Vega History
The first launcher
The project of the small launcher Vega, led by Italy, began in the 1990s thanks to Avio, which was seeking new growth opportunities in the space sector. The driving force behind the initiative came from the awareness of the skills acquired and consolidated over previous decades in the fields of design and manufacturing.
However, the project only came to fruition at the beginning of the new millennium, when agreements were signed for program management within the ESA framework.
THE FIRST LIFTOFF
the story begins
The qualification launch of the Vega launcher, successfully carried out on February 13, 2012, from the Kourou space base with the geodetic satellite LARES 1 from ASI on board, marked the culmination of a ten-year effort. The event took place exactly one hundred years after the founding of BPD.
Over the course of that decade, Avio—building on its prior experience in solid propulsion—developed not only technical and technological expertise in various fields, from liquid propulsion to structures, electronics, and guidance and control systems, but also management and governance capabilities needed to coordinate and lead partners from the different European countries involved in the project.
The company was thus transformed: from a mere component supplier into a systems integrator, capable of developing an entire launcher.

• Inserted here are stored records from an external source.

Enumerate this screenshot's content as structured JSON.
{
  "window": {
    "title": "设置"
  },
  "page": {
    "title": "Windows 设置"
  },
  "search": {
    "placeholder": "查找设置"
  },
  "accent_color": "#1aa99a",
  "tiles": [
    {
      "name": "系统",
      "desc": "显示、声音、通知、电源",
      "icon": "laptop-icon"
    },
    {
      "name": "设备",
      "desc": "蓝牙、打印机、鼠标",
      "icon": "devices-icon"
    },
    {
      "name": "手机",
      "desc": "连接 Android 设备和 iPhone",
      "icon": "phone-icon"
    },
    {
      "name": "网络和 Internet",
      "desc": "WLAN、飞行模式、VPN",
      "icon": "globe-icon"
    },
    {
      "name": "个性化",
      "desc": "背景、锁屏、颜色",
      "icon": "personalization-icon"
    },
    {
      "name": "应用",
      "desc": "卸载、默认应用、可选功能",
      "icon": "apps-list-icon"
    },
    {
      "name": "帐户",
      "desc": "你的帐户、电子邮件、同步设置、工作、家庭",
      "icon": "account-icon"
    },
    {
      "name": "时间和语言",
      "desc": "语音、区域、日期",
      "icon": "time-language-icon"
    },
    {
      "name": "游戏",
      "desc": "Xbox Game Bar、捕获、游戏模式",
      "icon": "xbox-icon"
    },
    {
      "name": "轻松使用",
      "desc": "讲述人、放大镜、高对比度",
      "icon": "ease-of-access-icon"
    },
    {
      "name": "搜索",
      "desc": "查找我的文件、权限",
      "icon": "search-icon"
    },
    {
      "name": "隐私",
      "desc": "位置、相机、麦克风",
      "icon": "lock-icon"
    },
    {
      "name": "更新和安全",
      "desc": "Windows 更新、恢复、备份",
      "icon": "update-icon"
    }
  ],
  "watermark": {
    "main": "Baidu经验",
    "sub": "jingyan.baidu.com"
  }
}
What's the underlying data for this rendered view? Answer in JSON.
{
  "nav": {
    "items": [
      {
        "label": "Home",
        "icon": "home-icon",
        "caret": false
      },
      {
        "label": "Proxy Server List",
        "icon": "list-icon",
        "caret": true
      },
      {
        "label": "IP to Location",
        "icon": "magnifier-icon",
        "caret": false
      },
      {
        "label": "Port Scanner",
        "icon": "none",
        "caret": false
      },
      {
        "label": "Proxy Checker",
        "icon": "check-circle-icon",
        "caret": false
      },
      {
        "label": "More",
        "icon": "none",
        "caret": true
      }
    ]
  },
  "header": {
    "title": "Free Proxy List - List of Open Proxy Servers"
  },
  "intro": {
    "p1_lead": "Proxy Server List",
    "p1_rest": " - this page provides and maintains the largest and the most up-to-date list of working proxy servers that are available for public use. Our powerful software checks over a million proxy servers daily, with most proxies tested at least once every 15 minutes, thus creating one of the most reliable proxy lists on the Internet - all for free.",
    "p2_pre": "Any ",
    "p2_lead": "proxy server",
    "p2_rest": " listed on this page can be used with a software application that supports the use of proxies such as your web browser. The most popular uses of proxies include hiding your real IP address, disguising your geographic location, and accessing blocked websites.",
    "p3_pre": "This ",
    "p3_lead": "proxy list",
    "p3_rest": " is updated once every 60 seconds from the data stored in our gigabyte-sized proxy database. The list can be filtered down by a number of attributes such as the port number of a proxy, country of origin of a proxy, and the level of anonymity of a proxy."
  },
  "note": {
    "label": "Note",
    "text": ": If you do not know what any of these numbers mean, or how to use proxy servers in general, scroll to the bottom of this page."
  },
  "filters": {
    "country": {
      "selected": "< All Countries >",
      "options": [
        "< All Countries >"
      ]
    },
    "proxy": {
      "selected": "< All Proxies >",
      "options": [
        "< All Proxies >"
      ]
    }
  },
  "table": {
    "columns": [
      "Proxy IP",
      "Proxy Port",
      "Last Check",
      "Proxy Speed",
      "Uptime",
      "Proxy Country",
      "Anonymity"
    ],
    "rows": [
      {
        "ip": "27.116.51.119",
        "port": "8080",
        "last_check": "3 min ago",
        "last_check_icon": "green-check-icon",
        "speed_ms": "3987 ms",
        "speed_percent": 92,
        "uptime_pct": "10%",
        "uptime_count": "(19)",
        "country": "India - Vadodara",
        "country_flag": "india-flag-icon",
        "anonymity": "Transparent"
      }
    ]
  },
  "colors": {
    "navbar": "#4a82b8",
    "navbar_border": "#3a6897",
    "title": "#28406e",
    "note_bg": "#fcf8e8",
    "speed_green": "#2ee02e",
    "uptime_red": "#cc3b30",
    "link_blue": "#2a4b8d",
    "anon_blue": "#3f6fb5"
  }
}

With the qualification of the Vega launcher, Italy became the second country in Europe, after France, to effectively acquire the ability to design and manage a complex system such as a space launcher. It thereby joined the small group of nations worldwide capable of boasting this expertise, alongside the United States, Russia, China, Japan, and India.
Avio, as the project’s prime contractor, also entered an exclusive group of companies with the systemic capabilities required to design and manage an entire space launcher — an achievement claimed by fewer than ten organizations worldwide.
Launch Timeline
Vega's Voyages
In the twelve years since its first launch, Vega has carried out no fewer than twenty-two missions (including the qualification flight), placing about 90 satellites into orbit, varying in mass, function, mission, and nationality.
Here is the timeline showcasing its main achievements:
next level
make room for the future
With the launch of Sentinel-2C from the European Copernicus program, carried out on September 5, 2024, Vega bid farewell to space with its twenty-second and final mission, passing the baton to its successor, Vega C, which had already been successfully qualified with the launch on July 13, 2022 — just over ten years after its predecessor’s qualification flight.